Après l’entrée en vigueur de la loi n° 2002-303 du 4 mars 2002, une appréciation aussi rigoureuse du geste chirurgical aurait pu être remis en cause puisque la victime peut être indemnisée, du moins lorsque son dommage atteint un certain seuil de gravité, au titre de la solidarité nationale (C. santé publ., art. L. 1142-1, II). Mais la Cour de cassation a maintenu sa position, considérant par exemple en cas de lésion dentaire lors de l’intubation du patient (Cass. 1re civ., 20 janv. 2011, n° 10-17357 : Bull.

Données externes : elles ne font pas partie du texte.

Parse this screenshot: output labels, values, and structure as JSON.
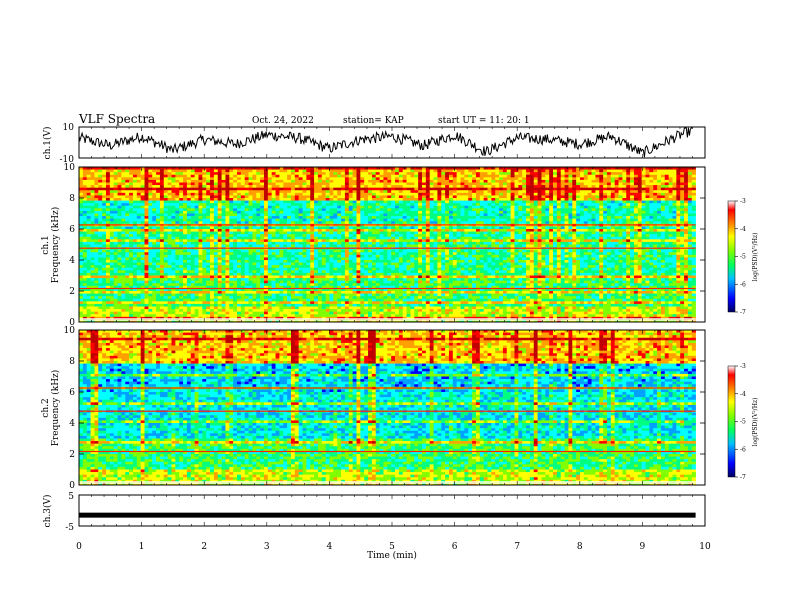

I, n° 14), de la lésion d’une artère (Cass. 1re civ., 17 juin 2010, n° 09-67671) ou d’un nerf (Cass. 1re civ. ? 28 mars 2008, n° 07-11879) ou encore en cas de perforation de l’œsophage (Cass. 1re civ., 1er déc. 2011, n° 10-25573), ou comme dans la présence affaire, de l’intestin en raison d’une imprécision du geste chirurgical (Cass. 1e civ., 21 févr. 2006, n° 04-20685), que les juges du fond ne peuvent écarter la responsabilité du praticien, sans constater la survenance d’un risque accidentel inhérent à l’acte médical et qui ne pouvait être maîtrisé.

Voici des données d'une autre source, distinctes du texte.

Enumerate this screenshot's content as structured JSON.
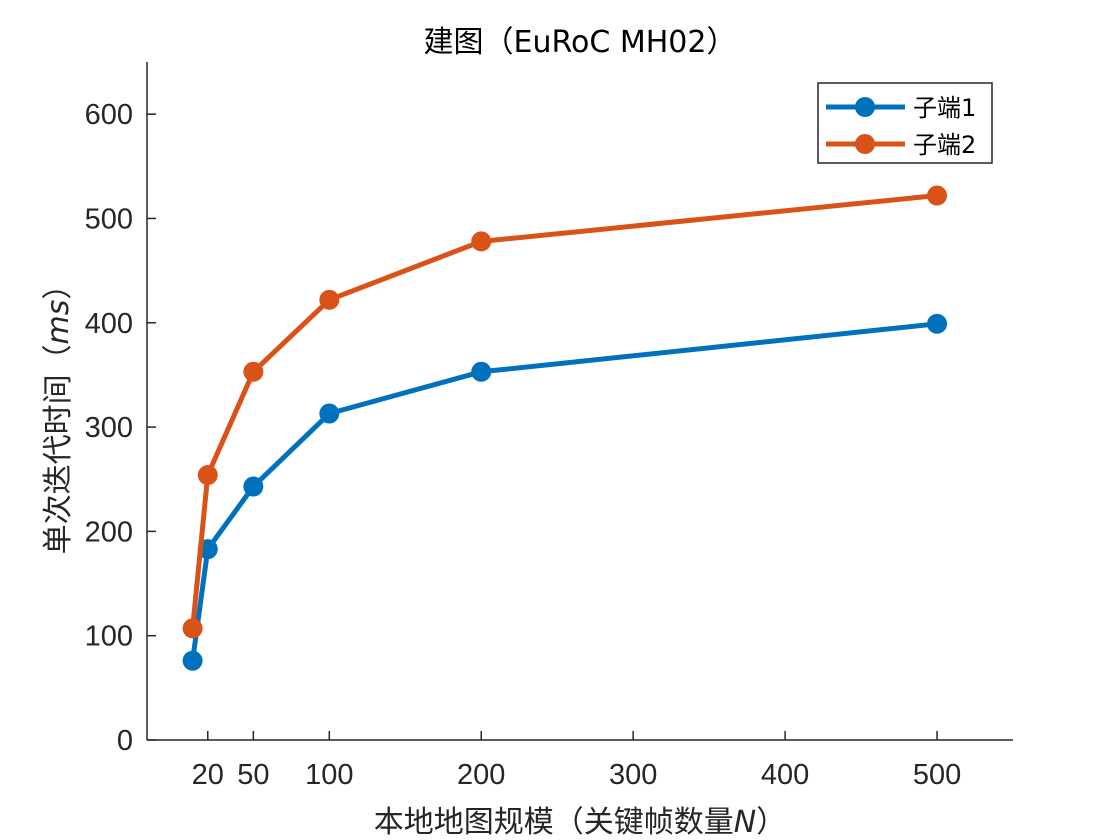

En reprochant ici, après avoir visé l’article 1315 du Code civil, aux juges du fond de ne pas avoir « caractériser en quoi le chirurgien aurait fait la preuve de ce que la hernie ombilicale constituait une anomalie indécelable, rendant l’atteinte inévitable ou de ce que le risque de perforation et la contamination bactérienne subséquente, (…), n’aurait pas été maîtrisable », la Cour de cassation entend faire peser sur le professionnel de santé la charge de la preuve des circonstances exclusives de toute faute, retenant ainsi une lecture singulière de l’article L. 1142-1, I, du Code de la santé publique puisque le texte n’instaure aucune présomption légale de faute en cas de lésion d’un organe voisin de celui sur lequel le chirurgien est intervenu.